Recipe for Mapo Tofu
Ingredients
- 1 tablespoon groundnut oil (peanut oil)
- 1 tablespoon chilli oil
- 300g block silken tofu
- 100ml water
- 4 spring onions (scallions) - sliced
- 350g low-fat pork mince
- 2 cloves garlic - finely chopped
- fresh ginger - peeled and finely chopped to make 1 tablespoon
- 3 heaped tablespoons of spicy bean paste (Gochujang)
- 1 tablespoon dark brown sugar
- 2 tablespoons Szechuan peppercorns - toasted then ground to powder *don't burn them or they'll taste bitter!
- 1 tablespoon light soy sauce
- 1 tablespoon Shaoxing (Chinese rice wine)
- 1 teaspoon fermented black beans - rinsed and finely chopped
Instructions
- Prepare all the ingredients as above and drain the water from the tofu and cut into small cubes then set aside.

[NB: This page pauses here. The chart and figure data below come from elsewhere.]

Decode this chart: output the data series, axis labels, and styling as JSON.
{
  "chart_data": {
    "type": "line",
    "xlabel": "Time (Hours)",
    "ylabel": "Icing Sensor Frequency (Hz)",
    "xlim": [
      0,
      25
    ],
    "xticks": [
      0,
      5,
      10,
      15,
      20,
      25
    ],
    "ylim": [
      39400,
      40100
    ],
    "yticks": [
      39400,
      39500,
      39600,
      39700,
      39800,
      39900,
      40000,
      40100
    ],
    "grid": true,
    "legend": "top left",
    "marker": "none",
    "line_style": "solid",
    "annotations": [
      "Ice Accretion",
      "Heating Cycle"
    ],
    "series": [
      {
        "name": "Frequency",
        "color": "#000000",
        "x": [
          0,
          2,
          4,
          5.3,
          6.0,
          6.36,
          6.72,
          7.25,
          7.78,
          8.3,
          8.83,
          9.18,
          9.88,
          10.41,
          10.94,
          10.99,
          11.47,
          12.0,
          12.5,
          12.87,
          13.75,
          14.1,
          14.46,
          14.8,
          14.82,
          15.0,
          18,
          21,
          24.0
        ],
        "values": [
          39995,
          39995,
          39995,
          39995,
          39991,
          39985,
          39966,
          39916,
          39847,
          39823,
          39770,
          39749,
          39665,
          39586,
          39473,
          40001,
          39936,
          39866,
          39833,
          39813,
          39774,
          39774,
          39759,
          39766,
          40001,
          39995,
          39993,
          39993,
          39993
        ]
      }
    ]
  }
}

- When you're ready to cook, heat up your wok and pour in the groundnut and chilli oil.
- Add the pork, chopped garlic, ginger, and spicy bean paste and sugar then stir-fry until the pork is just half cooked.
- Now add the toasted and ground Szechuan peppercorns, soy sauce, Shaohsing, and fermented black beans and stir-fry for a minute or so.
- Carefully tip in the tofu and the water and stir very gently to mix the tofu into the sauce being careful not to break the cubes.
- Lower the heat and simmer for about 3 to 5 minutes or until the sauce thickens up a bit.
- Now add in the sliced spring onions and give it a quick stir.
- Have a taste and add a small pinch of salt - although I don't think you really need to.
- Stir again carefully because of the tofu and serve straight away with rice.